Commercial/Technical Documentation and Site Details
It is nearly impossible to find commercial clients who enjoy wading through the “legalese” found in construction contracts. Nevertheless, it is important that legal counsel review all pertinent documents to ensure that the terms of the contracts reflect the intent of the parties. Importantly, contracts are more than just a collection of indemnities and limitations of liabilities - your attorney should be kept in the loop when developing commercial/technical documentation to ensure that key concepts (such as payment structures, scopes of work and performance guarantees) are clearly drafted. No matter how good the terms and conditions may be, a project is ripe for disputes if the scope of work lacks clarity.

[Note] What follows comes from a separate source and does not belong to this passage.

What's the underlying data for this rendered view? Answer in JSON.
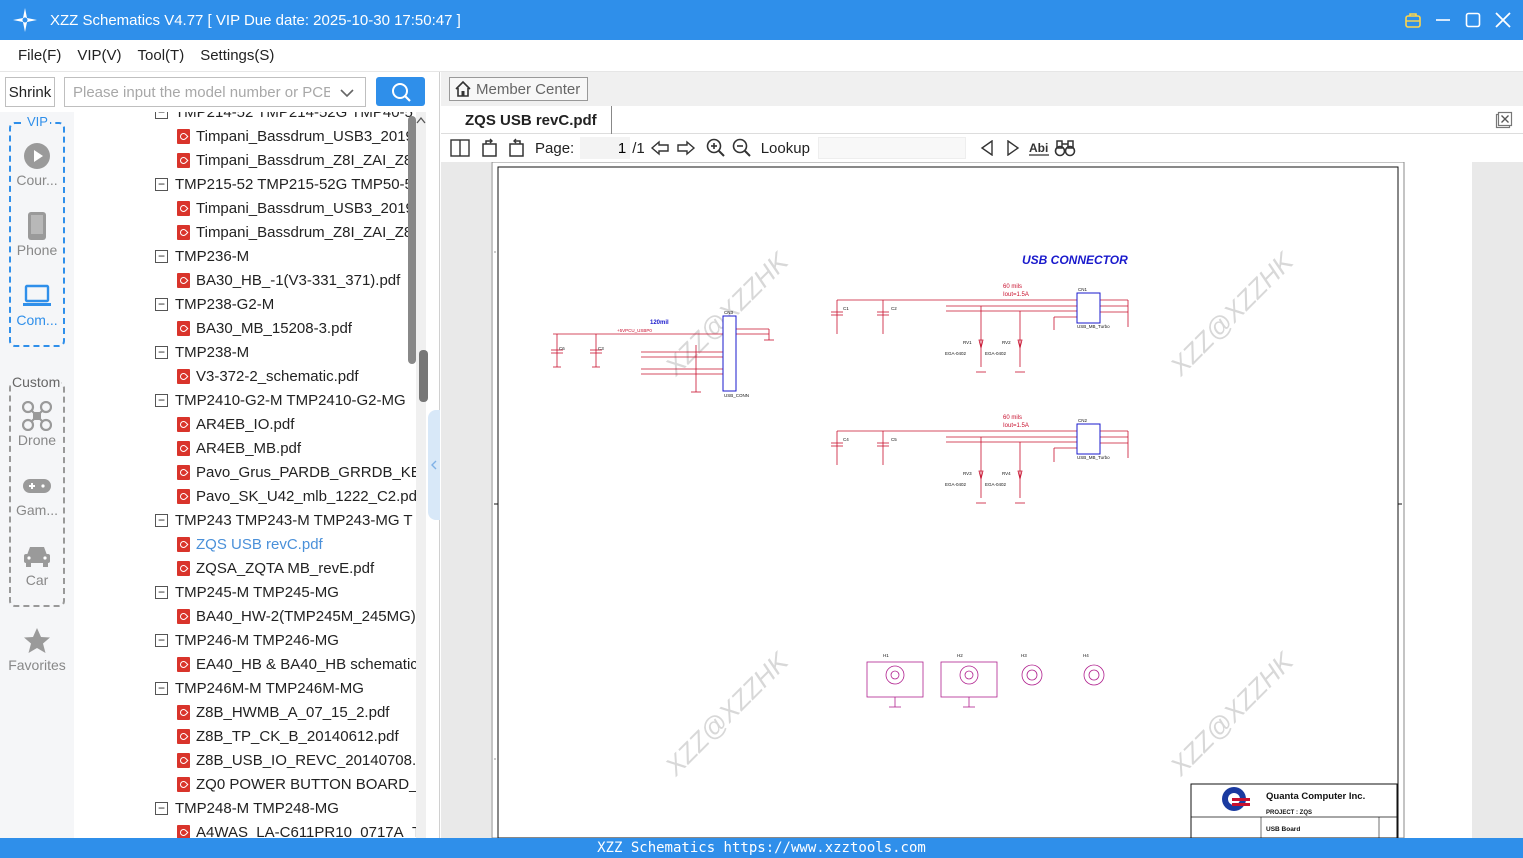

In our experience, commercial and technical stakeholders are hesitant to engage attorneys for the purpose of reviewing technical documents, but experienced construction counsel will identify ambiguities or other problematic language that project technical personnel most likely will not identify. Lawyers are trained to view documents through a different lens, and ultimately this viewpoint ensures the continuity of concepts from the terms and conditions through the commercial and technical details. Likewise, experienced construction counsel will identify other potential red flags and provide necessary guidance to allow owners to make informed decisions while minimizing the impact to project cost and schedule.
Finally, the development of (or failure to develop) site information can significantly impact the risks ultimately assumed by the owner and the contractor under the construction contract. Contractor claims related to unexpected subsurface conditions, differing soil conditions, pre-existing contamination and hazardous waste represent significant risk to cost and schedule for even the most carefully developed projects. Owners should carefully review the potential long-term consequences associated with the performance (or non-performance) of site, environmental, survey, and other investigations on a project-by-project basis.
“Taking the long view” with respect to the issues set forth herein may require additional up-front costs and attention that may seem unnecessary at the time. In our experience, however, these investments more than pay for themselves when the time comes to ultimately construct the project. Similarly, the benefits of engaging experienced and effective construction counsel early in the development process will reduce an owner’s exposure to cost and schedule slippage while providing the owner with early and proactive counsel to overcome both expected and unexpected development challenges. Of course, legal counsel alone will not (and cannot) ensure a problem-free project, but as the saying goes, “it takes a village …,” including an attorney, to build a large-cap construction project.